New research links diet high in carbs — not fat — to diabetes, heart disease risks
By Michael Fielding on 12/5/2014
Doubling or even nearly tripling saturated fat in the diet does not drive up total levels of saturated fat in the blood, according to a controlled diet study. However, increasing levels of carbohydrates in the diet during the study promoted a steady increase in the blood of a fatty acid linked to an elevated risk for diabetes and heart disease.
The finding “challenges the conventional wisdom that has demonized saturated fat and extends our knowledge of why dietary saturated fat doesn’t correlate with disease,” senior author Jeff Volek, a professor of human sciences at The Ohio State University, said in a news release. “It’s unusual for a marker to track so closely with carbohydrate intake, making this a unique and clinically significant finding. As you increase carbs, this marker predictably goes up.”
The researchers found that total saturated fat in the blood did not increase — and actually dropped in most people — despite being increased in the diet when carbs were reduced. Palmitoleic acid, a fatty acid associated with unhealthy metabolism of carbohydrates that can promote disease, went down with low-carb intake and gradually increased as carbs were re-introduced to the study diet.
In the study, participants were fed six three-week diets that progressively increased carbs while simultaneously reducing total fat and saturated fat, keeping calories and protein the same.
When that marker increases, it is a signal that an increasing proportion of carbs is being converted to fat instead of being burned as fuel. Reducing carbs and adding fat to the diet in a well-formulated way, on the other hand, ensures the body will promptly burn the saturated fat as fuel — so it won’t be stored.
“When you consume a very low-carb diet your body preferentially burns saturated fat,” Volek said. “We had people eat two times more saturated fat than they had been eating before entering the study, yet when we measured saturated fat in their blood, it went down in the majority of people. Other traditional risk markers improved, as well.”
The study does not address what happens to palmitoleic acid levels when high carbs are combined with a diet high in saturated fat. Instead, Volek hoped to identify the carb-intake point at which participants began to store fat.
“That turned out to be highly variable,” he said. “Everyone showed increased palmitoleic acid levels as carbs increased, but values varied widely between individuals, especially at the highest carb intake. This is consistent with the idea that people vary widely in their tolerance to carbohydrates.”
Participants’ existing health risks were not a factor in the study because everyone ate the exact same diet for 18 weeks. Their bodies’ responses to the food were the focus of the work.
Fat is the new black
U.S. consumers increasingly are demanding their beef, even as higher prices normally would have dampened sales and consumption.
And what seems to be fueling the demand is a wave of media coverage, first, of the results of a meta-analysis of existing health data, released in March 2014, that questions the longstanding link between saturated fat and heart disease; and second, the April release of the book, “The Big, Fat Surprise: Why butter, meat and cheese belong in a healthy diet.”

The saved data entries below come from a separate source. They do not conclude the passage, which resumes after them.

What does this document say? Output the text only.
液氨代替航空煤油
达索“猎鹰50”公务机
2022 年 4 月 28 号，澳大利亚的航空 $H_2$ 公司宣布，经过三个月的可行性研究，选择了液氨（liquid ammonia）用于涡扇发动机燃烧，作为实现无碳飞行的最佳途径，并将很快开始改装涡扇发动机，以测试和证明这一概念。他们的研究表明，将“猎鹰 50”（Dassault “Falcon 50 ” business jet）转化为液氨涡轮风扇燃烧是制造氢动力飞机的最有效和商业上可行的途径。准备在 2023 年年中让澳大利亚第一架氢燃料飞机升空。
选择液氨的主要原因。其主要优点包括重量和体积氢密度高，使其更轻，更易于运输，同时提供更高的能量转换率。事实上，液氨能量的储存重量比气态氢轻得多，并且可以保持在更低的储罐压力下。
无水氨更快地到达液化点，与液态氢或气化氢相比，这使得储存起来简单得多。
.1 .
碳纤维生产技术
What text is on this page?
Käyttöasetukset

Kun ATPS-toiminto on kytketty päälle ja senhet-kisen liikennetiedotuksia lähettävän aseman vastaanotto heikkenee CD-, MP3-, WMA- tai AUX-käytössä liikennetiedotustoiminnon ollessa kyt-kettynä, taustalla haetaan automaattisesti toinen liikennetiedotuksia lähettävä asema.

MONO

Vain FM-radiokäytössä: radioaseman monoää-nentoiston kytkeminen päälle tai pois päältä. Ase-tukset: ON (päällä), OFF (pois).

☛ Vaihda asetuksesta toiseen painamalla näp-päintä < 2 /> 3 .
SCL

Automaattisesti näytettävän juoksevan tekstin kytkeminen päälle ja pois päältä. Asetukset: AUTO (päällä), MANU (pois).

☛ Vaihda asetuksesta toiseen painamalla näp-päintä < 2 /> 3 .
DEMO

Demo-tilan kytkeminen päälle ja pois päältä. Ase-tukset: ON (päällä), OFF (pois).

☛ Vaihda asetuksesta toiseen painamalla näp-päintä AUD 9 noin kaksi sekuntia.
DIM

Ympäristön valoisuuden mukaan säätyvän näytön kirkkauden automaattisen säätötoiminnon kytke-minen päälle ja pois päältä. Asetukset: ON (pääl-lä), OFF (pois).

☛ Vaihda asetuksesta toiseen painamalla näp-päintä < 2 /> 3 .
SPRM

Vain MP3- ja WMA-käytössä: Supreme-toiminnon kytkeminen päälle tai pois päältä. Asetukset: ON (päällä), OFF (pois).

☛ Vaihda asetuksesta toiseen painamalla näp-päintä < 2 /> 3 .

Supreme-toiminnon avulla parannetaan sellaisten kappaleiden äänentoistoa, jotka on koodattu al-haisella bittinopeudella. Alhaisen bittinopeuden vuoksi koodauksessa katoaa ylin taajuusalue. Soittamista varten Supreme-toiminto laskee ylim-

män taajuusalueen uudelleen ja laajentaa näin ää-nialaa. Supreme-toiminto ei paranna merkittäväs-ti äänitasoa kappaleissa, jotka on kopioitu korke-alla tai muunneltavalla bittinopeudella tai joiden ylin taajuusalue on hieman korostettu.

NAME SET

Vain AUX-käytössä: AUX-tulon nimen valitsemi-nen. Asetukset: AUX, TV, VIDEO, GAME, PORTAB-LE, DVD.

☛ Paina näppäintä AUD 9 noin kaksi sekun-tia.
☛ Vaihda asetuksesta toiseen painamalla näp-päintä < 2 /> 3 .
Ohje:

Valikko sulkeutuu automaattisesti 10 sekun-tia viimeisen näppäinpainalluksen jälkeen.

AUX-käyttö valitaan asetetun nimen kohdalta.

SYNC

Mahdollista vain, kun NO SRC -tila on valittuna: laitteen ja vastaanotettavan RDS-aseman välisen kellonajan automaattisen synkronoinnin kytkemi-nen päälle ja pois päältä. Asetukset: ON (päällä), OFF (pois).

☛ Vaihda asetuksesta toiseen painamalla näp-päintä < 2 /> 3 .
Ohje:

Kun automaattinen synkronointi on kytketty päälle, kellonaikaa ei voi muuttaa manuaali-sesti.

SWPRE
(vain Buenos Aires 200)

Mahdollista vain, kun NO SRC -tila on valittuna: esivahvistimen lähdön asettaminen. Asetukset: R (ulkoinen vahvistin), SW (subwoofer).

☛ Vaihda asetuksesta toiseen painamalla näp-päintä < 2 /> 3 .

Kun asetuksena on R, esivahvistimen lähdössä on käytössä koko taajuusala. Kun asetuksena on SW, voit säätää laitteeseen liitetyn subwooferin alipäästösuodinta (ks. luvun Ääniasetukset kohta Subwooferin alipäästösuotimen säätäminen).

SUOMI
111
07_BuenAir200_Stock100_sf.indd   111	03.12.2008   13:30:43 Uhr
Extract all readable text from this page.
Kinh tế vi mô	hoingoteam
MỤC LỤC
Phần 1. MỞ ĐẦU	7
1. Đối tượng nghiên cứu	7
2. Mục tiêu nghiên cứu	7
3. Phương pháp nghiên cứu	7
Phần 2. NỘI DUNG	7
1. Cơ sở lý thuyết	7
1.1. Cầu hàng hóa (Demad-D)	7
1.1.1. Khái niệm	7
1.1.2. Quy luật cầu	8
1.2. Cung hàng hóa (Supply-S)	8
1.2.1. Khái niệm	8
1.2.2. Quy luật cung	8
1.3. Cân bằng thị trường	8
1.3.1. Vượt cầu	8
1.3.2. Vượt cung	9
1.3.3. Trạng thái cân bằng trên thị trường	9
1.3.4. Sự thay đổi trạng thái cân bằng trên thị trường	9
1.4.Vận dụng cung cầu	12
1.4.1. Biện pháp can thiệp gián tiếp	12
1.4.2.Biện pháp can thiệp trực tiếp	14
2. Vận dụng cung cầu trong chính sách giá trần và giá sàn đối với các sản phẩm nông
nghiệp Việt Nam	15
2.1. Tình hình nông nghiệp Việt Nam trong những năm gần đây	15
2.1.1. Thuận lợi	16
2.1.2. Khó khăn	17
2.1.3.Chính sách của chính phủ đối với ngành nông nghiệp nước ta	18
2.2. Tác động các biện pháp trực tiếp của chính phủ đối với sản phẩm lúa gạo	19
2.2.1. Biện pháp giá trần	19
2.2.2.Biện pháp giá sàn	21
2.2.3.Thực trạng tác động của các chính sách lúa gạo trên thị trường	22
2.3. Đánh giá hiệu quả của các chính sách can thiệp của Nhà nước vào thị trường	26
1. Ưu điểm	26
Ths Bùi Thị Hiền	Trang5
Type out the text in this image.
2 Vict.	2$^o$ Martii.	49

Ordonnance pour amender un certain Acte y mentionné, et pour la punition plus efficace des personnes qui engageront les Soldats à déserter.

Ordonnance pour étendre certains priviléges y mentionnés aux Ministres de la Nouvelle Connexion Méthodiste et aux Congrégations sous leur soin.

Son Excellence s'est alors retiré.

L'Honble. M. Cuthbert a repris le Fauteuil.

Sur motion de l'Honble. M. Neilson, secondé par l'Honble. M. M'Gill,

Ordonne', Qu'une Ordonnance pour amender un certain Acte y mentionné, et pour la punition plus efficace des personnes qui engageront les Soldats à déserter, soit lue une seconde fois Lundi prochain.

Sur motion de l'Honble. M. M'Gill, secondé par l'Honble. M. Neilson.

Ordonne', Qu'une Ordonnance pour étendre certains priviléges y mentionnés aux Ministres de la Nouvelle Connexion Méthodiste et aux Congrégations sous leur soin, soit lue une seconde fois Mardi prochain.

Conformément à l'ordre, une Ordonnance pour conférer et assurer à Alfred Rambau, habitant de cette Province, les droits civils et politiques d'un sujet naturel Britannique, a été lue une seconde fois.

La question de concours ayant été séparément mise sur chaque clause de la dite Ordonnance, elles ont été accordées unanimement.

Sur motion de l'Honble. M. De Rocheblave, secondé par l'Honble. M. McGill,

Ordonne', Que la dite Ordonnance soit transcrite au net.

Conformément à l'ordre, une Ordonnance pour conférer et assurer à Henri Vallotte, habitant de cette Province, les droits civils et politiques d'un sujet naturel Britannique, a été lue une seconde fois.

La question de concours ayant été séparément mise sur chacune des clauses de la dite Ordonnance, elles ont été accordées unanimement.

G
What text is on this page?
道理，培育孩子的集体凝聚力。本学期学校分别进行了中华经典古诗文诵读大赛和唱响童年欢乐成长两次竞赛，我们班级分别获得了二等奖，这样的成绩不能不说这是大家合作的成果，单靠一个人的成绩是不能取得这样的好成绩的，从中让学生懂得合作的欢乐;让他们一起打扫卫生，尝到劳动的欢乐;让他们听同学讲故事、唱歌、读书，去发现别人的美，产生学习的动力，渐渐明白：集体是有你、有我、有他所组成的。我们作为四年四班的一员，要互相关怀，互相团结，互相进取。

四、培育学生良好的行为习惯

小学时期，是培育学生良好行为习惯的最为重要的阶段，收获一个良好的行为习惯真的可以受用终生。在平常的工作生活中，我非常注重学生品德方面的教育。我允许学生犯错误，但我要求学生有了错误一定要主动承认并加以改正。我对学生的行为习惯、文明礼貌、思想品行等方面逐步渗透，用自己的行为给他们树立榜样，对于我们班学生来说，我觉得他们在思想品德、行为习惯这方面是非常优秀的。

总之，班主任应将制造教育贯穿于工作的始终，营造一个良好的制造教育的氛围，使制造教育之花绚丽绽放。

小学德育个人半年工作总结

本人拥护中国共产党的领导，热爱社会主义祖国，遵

Author Nina Teicholz, a journalist who spent nine years reviewing 50 years of research and interviewing nutrition experts, told attendees at the North American Meat Association Outlook Conference in September that the switch away from a diet that includes saturated fats in meat, eggs and dairy has resulted in increased carbohydrate consumption, which has contributed to obesity and diabetes.
The Ohio State research was published in the Nov. 21 issue of the journal PLOS ONE.